What Sparked the Statewide Review
The case began with a single consumer complaint in Ramnagar.
The Uttarakhand Electricity Regulatory Commission (UERC) soon discovered 88 faulty PTW approvals in that division alone. A broader review expanded the number to 315 PTW connections issued without valid land papers.
Instead of rejecting incomplete applications, field units relied on an old “triple-security” clause—something the UERC Supply Code, 2020 no longer permits for PTW consumers.
Outdated System Logic Still Driving Decisions
Executive Engineers from several divisions admitted that the RAPDRP software still followed pre-2020 workflows. If land documents weren’t uploaded, the system automatically generated a three-times security deposit. Field officers processed PTW cases on this basis, even though the Code had already removed that option.

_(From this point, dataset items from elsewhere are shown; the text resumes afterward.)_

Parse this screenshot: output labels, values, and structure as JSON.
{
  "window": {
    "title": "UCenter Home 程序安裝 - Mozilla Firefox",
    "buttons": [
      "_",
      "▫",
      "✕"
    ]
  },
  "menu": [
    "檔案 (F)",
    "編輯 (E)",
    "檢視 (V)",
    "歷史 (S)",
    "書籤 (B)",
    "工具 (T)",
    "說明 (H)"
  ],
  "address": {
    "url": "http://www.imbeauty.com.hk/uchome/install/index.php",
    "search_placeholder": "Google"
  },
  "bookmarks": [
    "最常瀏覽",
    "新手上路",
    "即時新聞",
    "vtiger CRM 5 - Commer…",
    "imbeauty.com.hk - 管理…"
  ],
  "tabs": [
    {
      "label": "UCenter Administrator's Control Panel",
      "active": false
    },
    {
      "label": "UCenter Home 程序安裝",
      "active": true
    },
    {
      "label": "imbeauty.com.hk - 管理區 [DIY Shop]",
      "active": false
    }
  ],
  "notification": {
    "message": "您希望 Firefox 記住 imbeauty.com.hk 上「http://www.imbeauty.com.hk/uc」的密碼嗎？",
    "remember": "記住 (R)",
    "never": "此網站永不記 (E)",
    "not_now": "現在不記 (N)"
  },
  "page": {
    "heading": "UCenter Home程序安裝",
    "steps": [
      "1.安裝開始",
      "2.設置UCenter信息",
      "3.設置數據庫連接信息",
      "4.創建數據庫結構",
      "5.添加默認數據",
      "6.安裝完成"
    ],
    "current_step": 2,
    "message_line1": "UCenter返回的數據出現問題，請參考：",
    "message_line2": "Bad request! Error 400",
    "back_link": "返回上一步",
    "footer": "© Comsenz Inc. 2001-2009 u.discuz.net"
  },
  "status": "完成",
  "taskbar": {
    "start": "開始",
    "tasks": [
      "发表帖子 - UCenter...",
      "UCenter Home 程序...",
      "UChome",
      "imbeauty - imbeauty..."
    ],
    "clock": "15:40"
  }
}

UERC noted that these weren’t isolated errors. A three-year pattern across Ramnagar, Kashipur, Bazpur, Champawat, Sitarganj, Khatima and Rudrapur-II indicates systemic weaknesses in internal control and routine supervision.
Senior Layers Say Files Never Reached Them
Circle and zonal officers argued that PTW files are usually cleared at the divisional level and rarely escalate upward. UERC rejected this defence, saying that widespread non-compliance over years cannot occur without structural gaps in monitoring and accountability.

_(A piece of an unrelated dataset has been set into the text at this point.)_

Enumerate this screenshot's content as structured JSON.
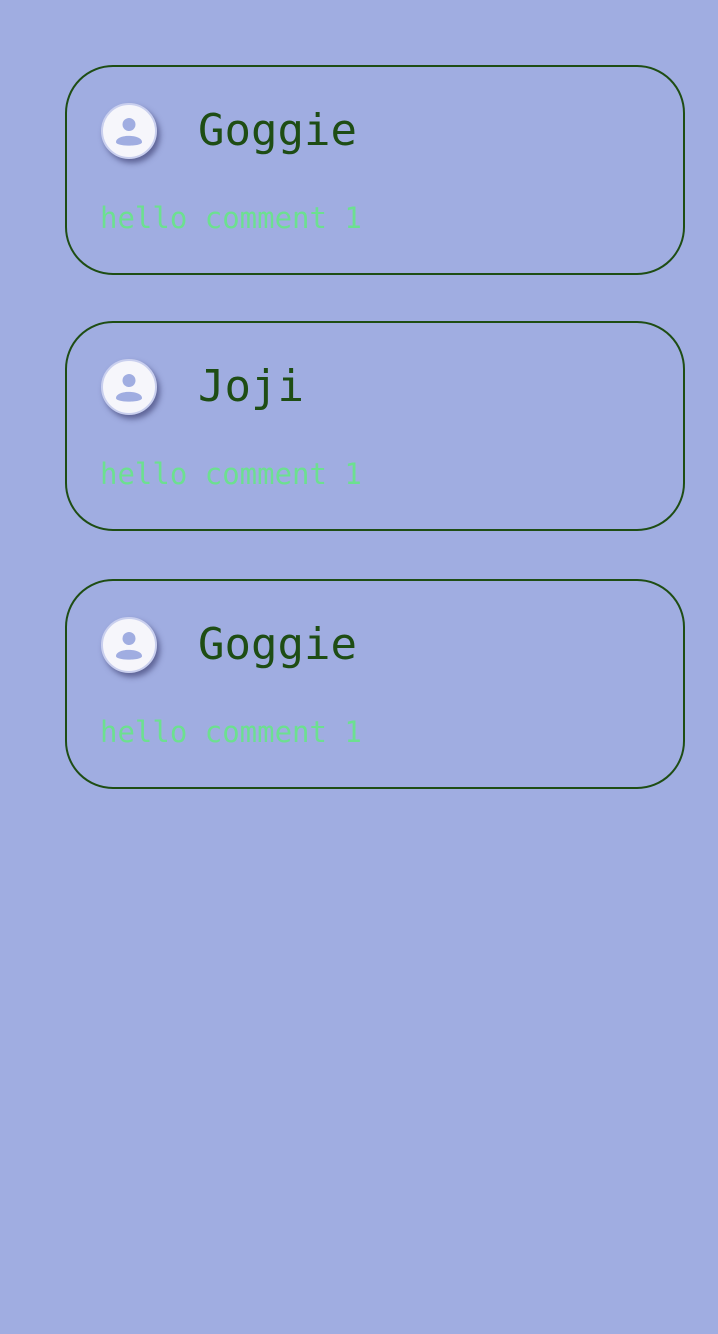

The order also calls out the Managing Director’s repeated absence from scheduled hearings, describing it as a “careless approach” to a matter involving serious violations of the Supply Code.
Why the Triple-Security Route Was Invalid From Day One
UERC’s clarification was firm: PTW consumers fall under Table 3.7 of the Supply Code, 2020, which does not allow the triple-security alternative. That route was meant only for certain LT categories—not PTW applicants.

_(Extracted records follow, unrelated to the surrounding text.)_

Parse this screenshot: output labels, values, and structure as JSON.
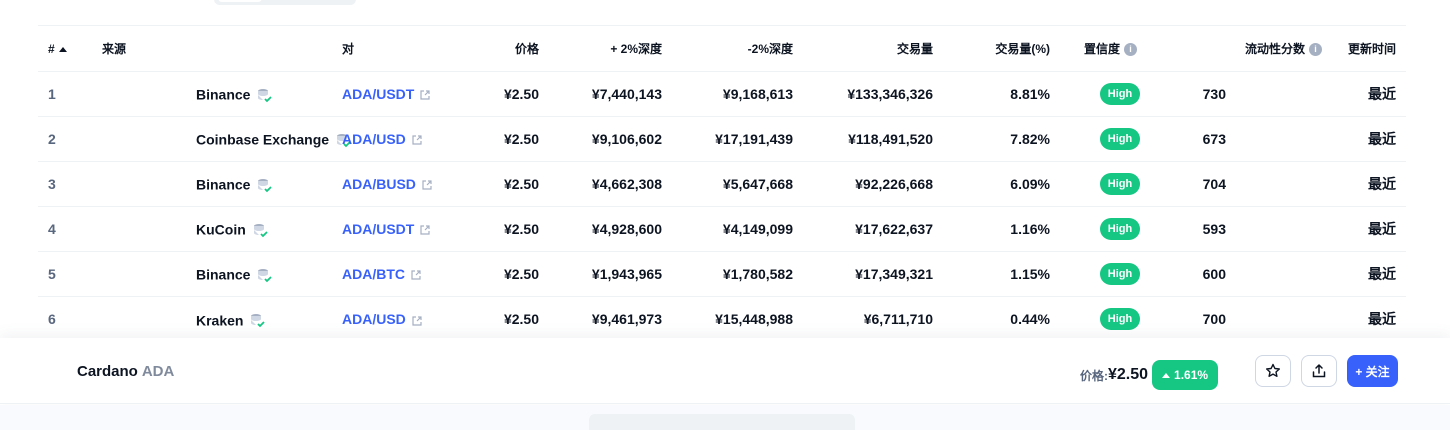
{
  "table": {
    "headers": {
      "num": "#",
      "source": "来源",
      "pair": "对",
      "price": "价格",
      "depth_plus": "+ 2%深度",
      "depth_minus": "-2%深度",
      "volume": "交易量",
      "volume_pct": "交易量(%)",
      "confidence": "置信度",
      "liquidity": "流动性分数",
      "updated": "更新时间"
    },
    "rows": [
      {
        "num": "1",
        "source": "Binance",
        "pair": "ADA/USDT",
        "price": "¥2.50",
        "depth_plus": "¥7,440,143",
        "depth_minus": "¥9,168,613",
        "volume": "¥133,346,326",
        "volume_pct": "8.81%",
        "confidence": "High",
        "liquidity": "730",
        "updated": "最近"
      },
      {
        "num": "2",
        "source": "Coinbase Exchange",
        "pair": "ADA/USD",
        "price": "¥2.50",
        "depth_plus": "¥9,106,602",
        "depth_minus": "¥17,191,439",
        "volume": "¥118,491,520",
        "volume_pct": "7.82%",
        "confidence": "High",
        "liquidity": "673",
        "updated": "最近"
      },
      {
        "num": "3",
        "source": "Binance",
        "pair": "ADA/BUSD",
        "price": "¥2.50",
        "depth_plus": "¥4,662,308",
        "depth_minus": "¥5,647,668",
        "volume": "¥92,226,668",
        "volume_pct": "6.09%",
        "confidence": "High",
        "liquidity": "704",
        "updated": "最近"
      },
      {
        "num": "4",
        "source": "KuCoin",
        "pair": "ADA/USDT",
        "price": "¥2.50",
        "depth_plus": "¥4,928,600",
        "depth_minus": "¥4,149,099",
        "volume": "¥17,622,637",
        "volume_pct": "1.16%",
        "confidence": "High",
        "liquidity": "593",
        "updated": "最近"
      },
      {
        "num": "5",
        "source": "Binance",
        "pair": "ADA/BTC",
        "price": "¥2.50",
        "depth_plus": "¥1,943,965",
        "depth_minus": "¥1,780,582",
        "volume": "¥17,349,321",
        "volume_pct": "1.15%",
        "confidence": "High",
        "liquidity": "600",
        "updated": "最近"
      },
      {
        "num": "6",
        "source": "Kraken",
        "pair": "ADA/USD",
        "price": "¥2.50",
        "depth_plus": "¥9,461,973",
        "depth_minus": "¥15,448,988",
        "volume": "¥6,711,710",
        "volume_pct": "0.44%",
        "confidence": "High",
        "liquidity": "700",
        "updated": "最近"
      }
    ]
  },
  "bottom_bar": {
    "coin_name": "Cardano",
    "coin_symbol": "ADA",
    "price_label": "价格:",
    "price": "¥2.50",
    "change": "1.61%",
    "follow_label": "+ 关注"
  },
  "colors": {
    "accent": "#3861fb",
    "positive": "#16c784",
    "muted": "#58667e"
  }
}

As a result, all 315 PTW connections were found to have been issued in breach of the Code.
Refunds, Penalties and Cleanup Ahead
The regulator has indicated that excess security deposits collected may need to be refunded or adjusted. It is also weighing action under Section 142 of the Electricity Act, 2003, which empowers monetary penalties for non-compliance.
More broadly, the case exposes long-standing issues: outdated software logic, weak documentation workflows and supervisory layers disconnected from ground-level approvals. UPCL now faces both operational cleanup and organisational accountability as the regulator moves towards enforcement.